There were 723 occupied housing units in the town, of which 579 were owner-occupied units (80.1%), while 144 were renter-occupied (19.9%). The homeowner vacancy rate was 1.9% of total units. The rental unit vacancy rate was 2.0%.

== Communities and locations in Butler ==
- Butler Center — a hamlet near the town center. The Methodist Episcopal Church of Butler was listed on the National Register of Historic Places in 1997.

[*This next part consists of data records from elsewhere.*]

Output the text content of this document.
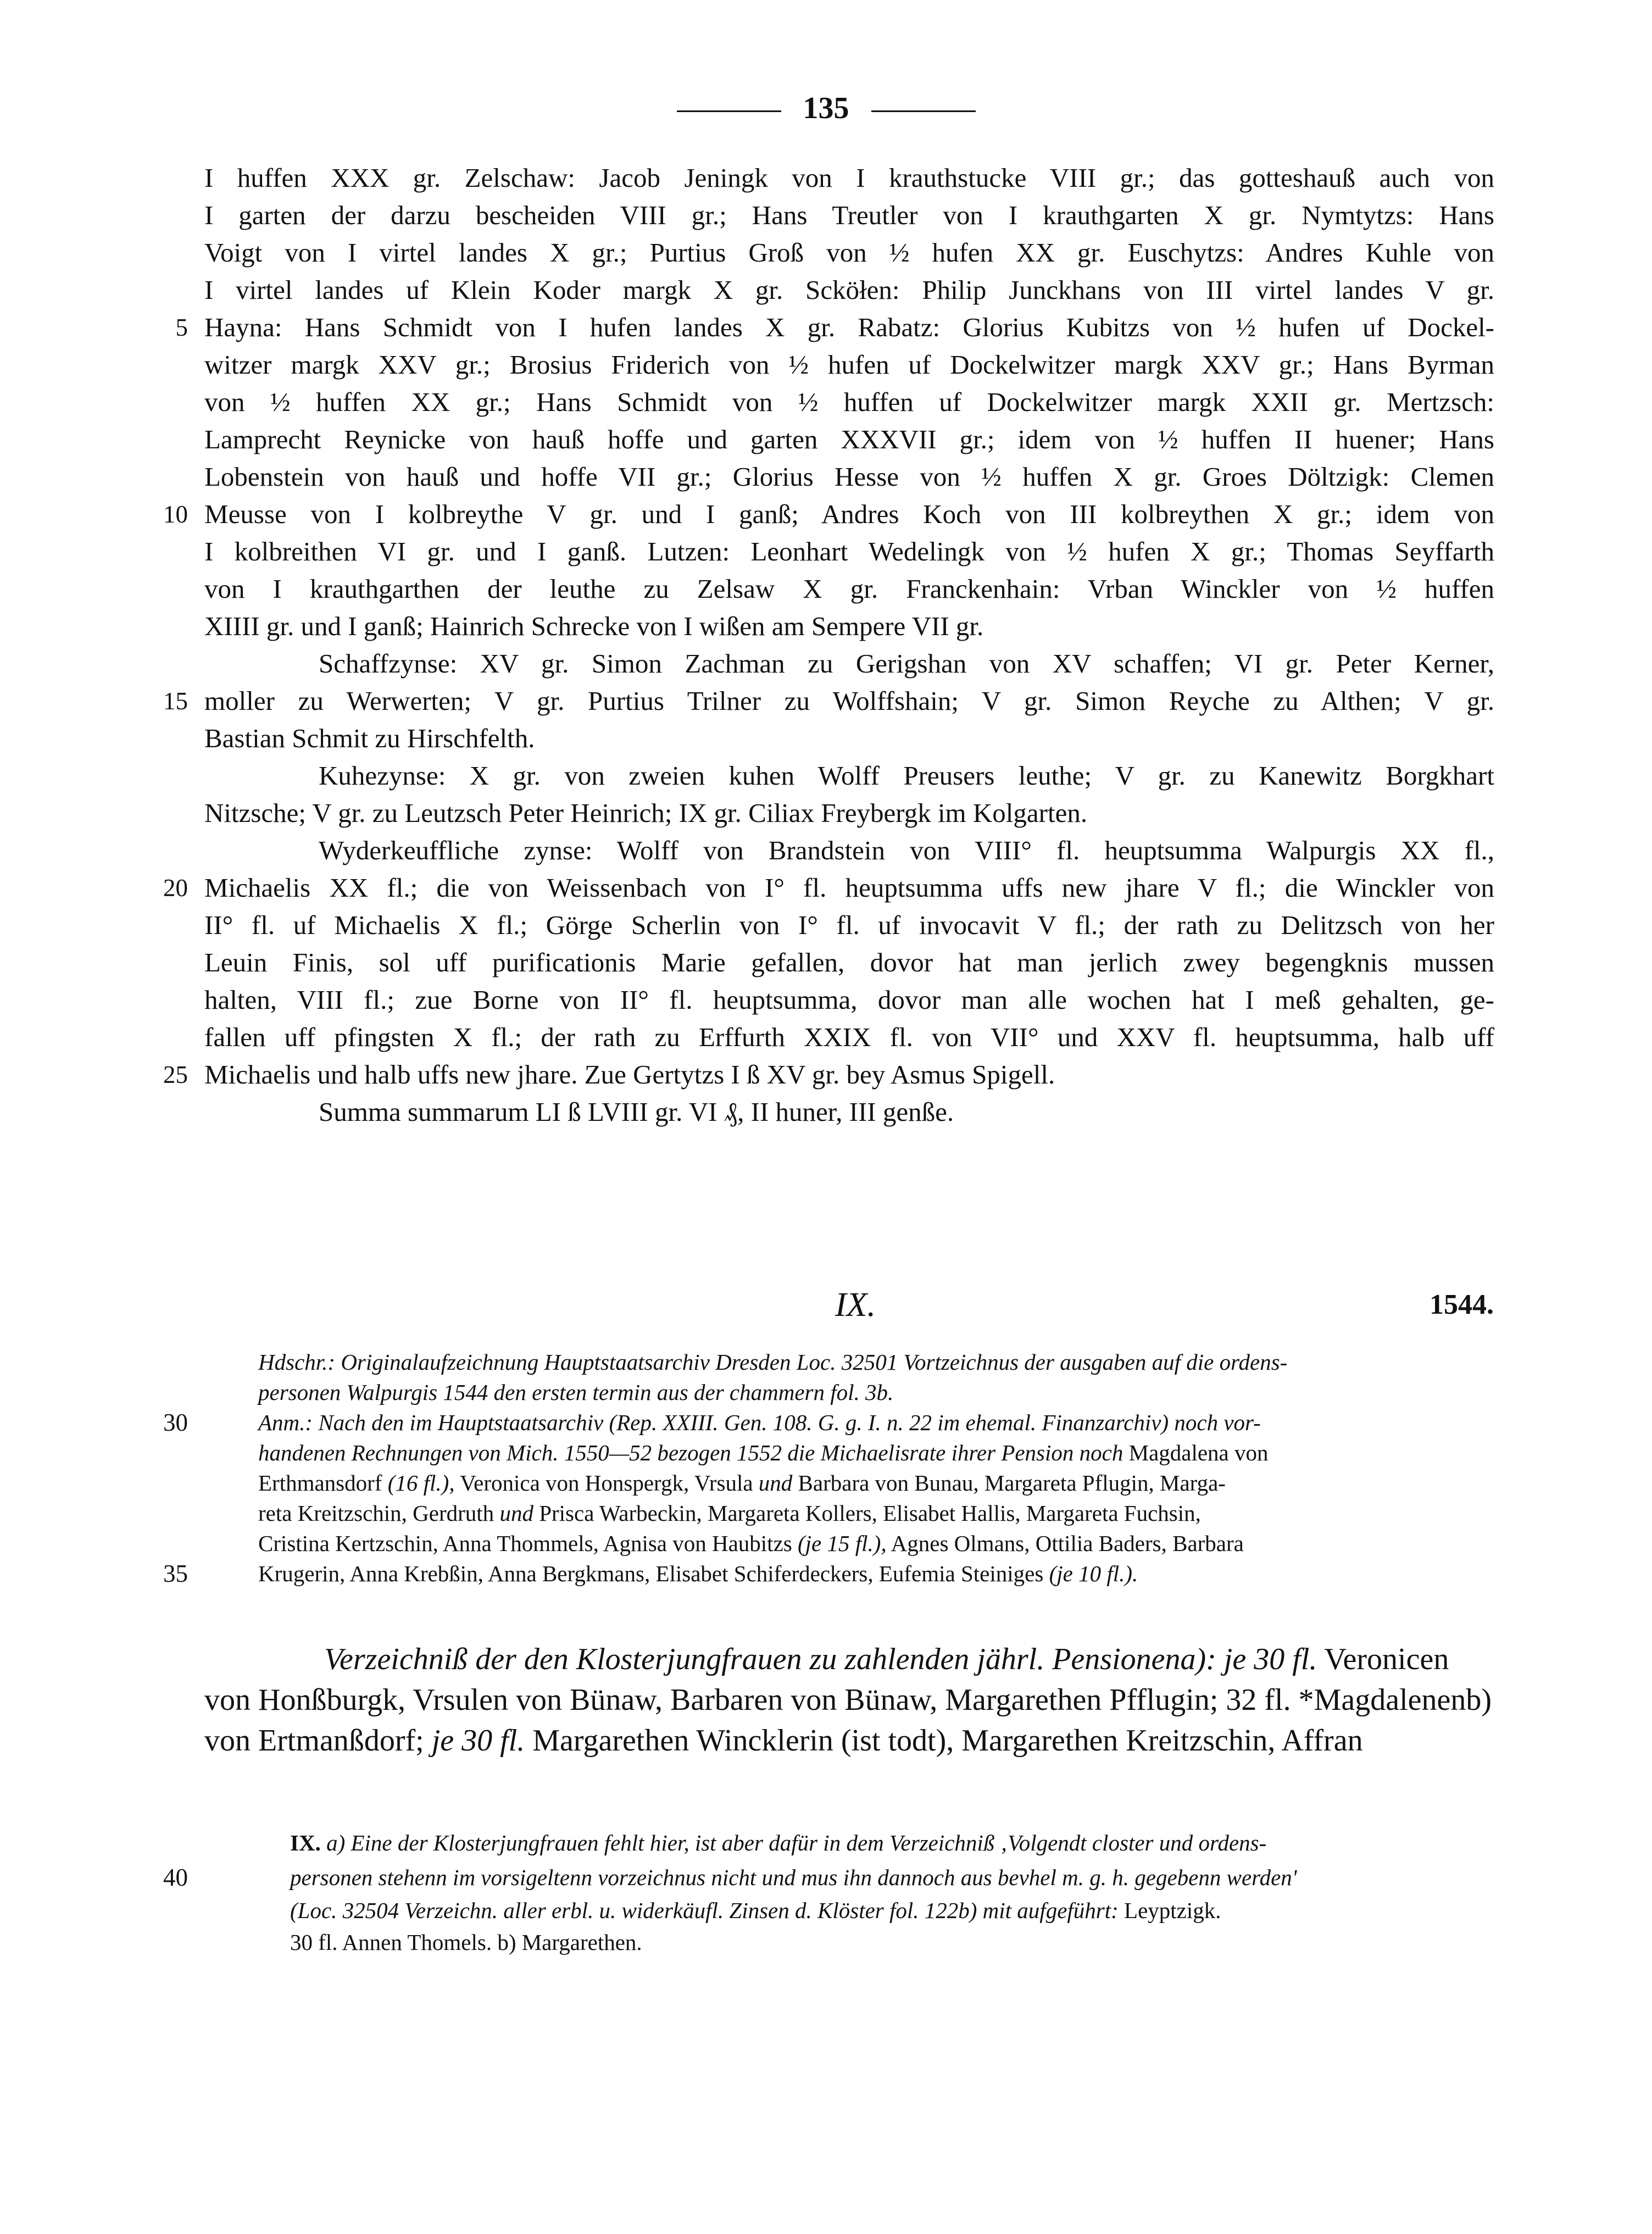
135
I huffen XXX gr. Zelschaw: Jacob Jeningk von I krauthstucke VIII gr.; das gotteshauß auch von
I garten der darzu bescheiden VIII gr.; Hans Treutler von I krauthgarten X gr. Nymtytzs: Hans
Voigt von I virtel landes X gr.; Purtius Groß von ½ hufen XX gr. Euschytzs: Andres Kuhle von
I virtel landes uf Klein Koder margk X gr. Scköłen: Philip Junckhans von III virtel landes V gr.
5 Hayna: Hans Schmidt von I hufen landes X gr. Rabatz: Glorius Kubitzs von ½ hufen uf Dockel-
witzer margk XXV gr.; Brosius Friderich von ½ hufen uf Dockelwitzer margk XXV gr.; Hans Byrman
von ½ huffen XX gr.; Hans Schmidt von ½ huffen uf Dockelwitzer margk XXII gr. Mertzsch:
Lamprecht Reynicke von hauß hoffe und garten XXXVII gr.; idem von ½ huffen II huener; Hans
Lobenstein von hauß und hoffe VII gr.; Glorius Hesse von ½ huffen X gr. Groes Döltzigk: Clemen
10 Meusse von I kolbreythe V gr. und I ganß; Andres Koch von III kolbreythen X gr.; idem von
I kolbreithen VI gr. und I ganß. Lutzen: Leonhart Wedelingk von ½ hufen X gr.; Thomas Seyffarth
von I krauthgarthen der leuthe zu Zelsaw X gr. Franckenhain: Vrban Winckler von ½ huffen
XIIII gr. und I ganß; Hainrich Schrecke von I wißen am Sempere VII gr.
Schaffzynse: XV gr. Simon Zachman zu Gerigshan von XV schaffen; VI gr. Peter Kerner,
15 moller zu Werwerten; V gr. Purtius Trilner zu Wolffshain; V gr. Simon Reyche zu Althen; V gr.
Bastian Schmit zu Hirschfelth.
Kuhezynse: X gr. von zweien kuhen Wolff Preusers leuthe; V gr. zu Kanewitz Borgkhart
Nitzsche; V gr. zu Leutzsch Peter Heinrich; IX gr. Ciliax Freybergk im Kolgarten.
Wyderkeuffliche zynse: Wolff von Brandstein von VIII° fl. heuptsumma Walpurgis XX fl.,
20 Michaelis XX fl.; die von Weissenbach von I° fl. heuptsumma uffs new jhare V fl.; die Winckler von
II° fl. uf Michaelis X fl.; Görge Scherlin von I° fl. uf invocavit V fl.; der rath zu Delitzsch von her
Leuin Finis, sol uff purificationis Marie gefallen, dovor hat man jerlich zwey begengknis mussen
halten, VIII fl.; zue Borne von II° fl. heuptsumma, dovor man alle wochen hat I meß gehalten, ge-
fallen uff pfingsten X fl.; der rath zu Erffurth XXIX fl. von VII° und XXV fl. heuptsumma, halb uff
25 Michaelis und halb uffs new jhare. Zue Gertytzs I ß XV gr. bey Asmus Spigell.
Summa summarum LI ß LVIII gr. VI ₰, II huner, III genße.
IX.	1544.
Hdschr.: Originalaufzeichnung Hauptstaatsarchiv Dresden Loc. 32501 Vortzeichnus der ausgaben auf die ordens-
personen Walpurgis 1544 den ersten termin aus der chammern fol. 3b.
30	Anm.: Nach den im Hauptstaatsarchiv (Rep. XXIII. Gen. 108. G. g. I. n. 22 im ehemal. Finanzarchiv) noch vor-
handenen Rechnungen von Mich. 1550—52 bezogen 1552 die Michaelisrate ihrer Pension noch Magdalena von
Erthmansdorf (16 fl.), Veronica von Honspergk, Vrsula und Barbara von Bunau, Margareta Pflugin, Marga-
reta Kreitzschin, Gerdruth und Prisca Warbeckin, Margareta Kollers, Elisabet Hallis, Margareta Fuchsin,
Cristina Kertzschin, Anna Thommels, Agnisa von Haubitzs (je 15 fl.), Agnes Olmans, Ottilia Baders, Barbara
35	Krugerin, Anna Krebßin, Anna Bergkmans, Elisabet Schiferdeckers, Eufemia Steiniges (je 10 fl.).
Verzeichniß der den Klosterjungfrauen zu zahlenden jährl. Pensionena): je 30 fl. Veronicen
von Honßburgk, Vrsulen von Bünaw, Barbaren von Bünaw, Margarethen Pfflugin; 32 fl. *Magdalenenb)
von Ertmanßdorf; je 30 fl. Margarethen Wincklerin (ist todt), Margarethen Kreitzschin, Affran
IX. a) Eine der Klosterjungfrauen fehlt hier, ist aber dafür in dem Verzeichniß ‚Volgendt closter und ordens-
40	personen stehenn im vorsigeltenn vorzeichnus nicht und mus ihn dannoch aus bevhel m. g. h. gegebenn werden'
(Loc. 32504 Verzeichn. aller erbl. u. widerkäufl. Zinsen d. Klöster fol. 122b) mit aufgeführt: Leyptzigk.
30 fl. Annen Thomels. b) Margarethen.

- Mill Pond — a small lake east of Butler Center.
- South Butler (formerly "Harringtons Corner") — a hamlet near the south town line on NY-89. The village is the site in 1853 of the first ordination of a woman minister in the United States, Antoinette Brown.
- West Butler — a hamlet near the west town line on Route 259. It was sometimes called "Cider Hill".
- Westbury — a hamlet on the town line in the northeastern corner of the town on County Road 267.
- Wolcott Creek — an important stream in the town.